Home .Society Money can’t buy you love !
Money can’t buy you love !
Thursday, 16 October 2008 10:40

In their seminal paper, Jeffrey Sachs and Andrew Warner demonstrate that open economies grow much faster than closed economies.
But does higher GNP (gross national product), the production of goods and services, improve human welfare and even happiness.


(http://www.earth.columbia.edu/sitefiles/File/about/director/pubs/brookings_q195.pdf). 
Debates over such issues are not new.  Just a few decades ago, the Beatles sang "money can't buy you love".  And a few years later, Robert F. Kennedy offered the following thoughts on what GNP means in an address to the University of Kansas on 18 March 1968.

"Too much and too long, we seem to have surrendered community excellence and community values in the mere accumulation of material things. Our gross national product ... if we should judge America by that - counts air pollution and cigarette advertising, and ambulances to clear our highways of carnage. It counts special locks for our doors and the jails for those who break them. It counts the destruction of our redwoods and the loss of our natural wonder in chaotic sprawl. It counts napalm and the cost of a nuclear warhead, and armored cars for police who fight riots in our streets. It counts Whitman's rifle and Speck's knife, and the television programs which glorify violence in order to sell toys to our children.

Yet the gross national product does not allow for the health of our children, the quality of their education, or the joy of their play. It does not include the beauty of our poetry or the strength of our marriages; the intelligence of our public debate or the integrity of our public officials. It measures neither our wit nor our courage; neither our wisdom nor our learning; neither our compassion nor our devotion to our country; it measures everything, in short, except that which makes life worthwhile. And it tells us everything about America except why we are proud that we are Americans."

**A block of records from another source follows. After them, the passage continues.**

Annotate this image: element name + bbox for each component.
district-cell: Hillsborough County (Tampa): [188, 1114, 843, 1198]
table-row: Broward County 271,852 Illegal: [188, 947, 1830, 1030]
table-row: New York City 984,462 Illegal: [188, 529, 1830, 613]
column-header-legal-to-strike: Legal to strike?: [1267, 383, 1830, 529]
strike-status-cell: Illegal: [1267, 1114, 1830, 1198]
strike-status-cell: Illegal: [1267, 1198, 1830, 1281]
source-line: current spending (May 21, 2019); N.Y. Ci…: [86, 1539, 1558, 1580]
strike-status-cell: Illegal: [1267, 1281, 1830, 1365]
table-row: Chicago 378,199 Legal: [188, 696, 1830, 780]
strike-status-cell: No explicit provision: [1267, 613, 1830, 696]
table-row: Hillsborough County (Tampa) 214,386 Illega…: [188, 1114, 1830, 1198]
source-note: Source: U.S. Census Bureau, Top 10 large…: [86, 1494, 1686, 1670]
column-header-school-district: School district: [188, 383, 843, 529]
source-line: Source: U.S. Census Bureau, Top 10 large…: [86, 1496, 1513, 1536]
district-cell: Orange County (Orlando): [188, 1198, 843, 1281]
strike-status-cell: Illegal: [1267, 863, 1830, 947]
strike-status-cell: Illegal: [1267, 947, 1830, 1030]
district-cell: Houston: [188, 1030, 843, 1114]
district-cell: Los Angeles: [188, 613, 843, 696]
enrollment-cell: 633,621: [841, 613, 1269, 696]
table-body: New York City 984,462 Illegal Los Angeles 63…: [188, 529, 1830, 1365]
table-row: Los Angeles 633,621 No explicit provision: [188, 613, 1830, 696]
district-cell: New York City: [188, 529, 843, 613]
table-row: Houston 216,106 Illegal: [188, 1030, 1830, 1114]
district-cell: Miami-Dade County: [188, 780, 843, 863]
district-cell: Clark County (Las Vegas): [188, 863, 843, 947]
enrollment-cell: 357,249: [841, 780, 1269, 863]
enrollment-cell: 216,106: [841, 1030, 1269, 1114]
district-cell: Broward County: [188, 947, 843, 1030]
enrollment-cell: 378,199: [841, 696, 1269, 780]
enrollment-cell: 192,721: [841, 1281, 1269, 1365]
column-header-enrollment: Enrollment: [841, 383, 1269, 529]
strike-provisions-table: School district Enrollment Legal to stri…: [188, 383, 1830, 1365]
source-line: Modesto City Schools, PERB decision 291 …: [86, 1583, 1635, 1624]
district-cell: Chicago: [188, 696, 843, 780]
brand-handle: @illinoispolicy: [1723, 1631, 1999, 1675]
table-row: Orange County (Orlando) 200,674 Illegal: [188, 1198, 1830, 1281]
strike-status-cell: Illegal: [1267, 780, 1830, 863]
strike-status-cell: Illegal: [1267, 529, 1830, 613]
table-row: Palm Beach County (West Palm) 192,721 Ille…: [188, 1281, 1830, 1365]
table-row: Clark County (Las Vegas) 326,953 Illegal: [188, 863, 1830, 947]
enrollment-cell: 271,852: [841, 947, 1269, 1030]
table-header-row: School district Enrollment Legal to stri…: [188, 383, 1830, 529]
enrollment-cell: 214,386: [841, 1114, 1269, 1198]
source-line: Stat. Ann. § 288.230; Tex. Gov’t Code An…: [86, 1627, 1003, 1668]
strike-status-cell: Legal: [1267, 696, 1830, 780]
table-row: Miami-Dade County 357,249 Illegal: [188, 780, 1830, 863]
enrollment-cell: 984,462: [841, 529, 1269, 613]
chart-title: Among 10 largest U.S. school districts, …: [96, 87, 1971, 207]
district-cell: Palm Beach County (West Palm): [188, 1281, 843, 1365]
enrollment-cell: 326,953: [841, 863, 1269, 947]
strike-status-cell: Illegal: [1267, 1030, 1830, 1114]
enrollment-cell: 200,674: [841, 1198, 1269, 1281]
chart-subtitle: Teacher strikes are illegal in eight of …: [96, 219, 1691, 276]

It is probably true that rising GNP does not guarantee rising human welfare or happiness.  For example, in many developing countries, like China, rapid economic growth has caused environmental degradation which engenders human suffering.  And while globalisation and economic growth have made many rich, it has also contributed to economic insecurity and precarity for many poorer people.  This is why sustainable development has become such an important concept -- this is development which seeks to balance economic, social and environmental factors. 

Globalisation and technological change have boosted economic growth, but they have also facilitated the growth of international economic crime like bribery and corruption, money laundering, tax evasion, counterfeiting and piracy, and human trafficking.  Hence, the importance of good governance as a partner of economic growth.

There are many attempts to measure broader concepts of wellbeing than GNP.  For example, the United Nations Development Program has created the Human Development Index (HDI) which combines measures of life expectancy, literacy, educational attainment, and GNP per capita for countries worldwide (http://hdr.undp.org/en/).  It purports to measure human development, the process of widening the options of persons, giving them greater opportunities for education, health care, income, employment, etc.  This is important for many reasons, including the fact that in much of the developing world life expectancy has risen much more over the last half century than has GNP per capita.  The world’s top five countries in terms of human development are Iceland, Norway, Australia, Canada and Ireland, while the US comes twelfth.

You must however be very careful of all these alternative measures of welfare. For example, Gross National Happiness (GNH) is an attempt to define quality of life in more holistic and psychological terms than Gross National Product.  It was coined by Bhutan's King Jigme Singye Wangchuck in 1972 in response to criticism that his economy was growing poorly.  Can we really believe that the Bhutanese are very happy, even though they are poor?

It may be trendy to look beyond GNP for indicators of human welfare.  But, do not forget that high levels of GNP can provide the resources to solve social and environmental problems.  And when incomes stagnate or fall, as they have for many American workers in recent decades, you certainly hear the complaints.  You can’t go past GNP.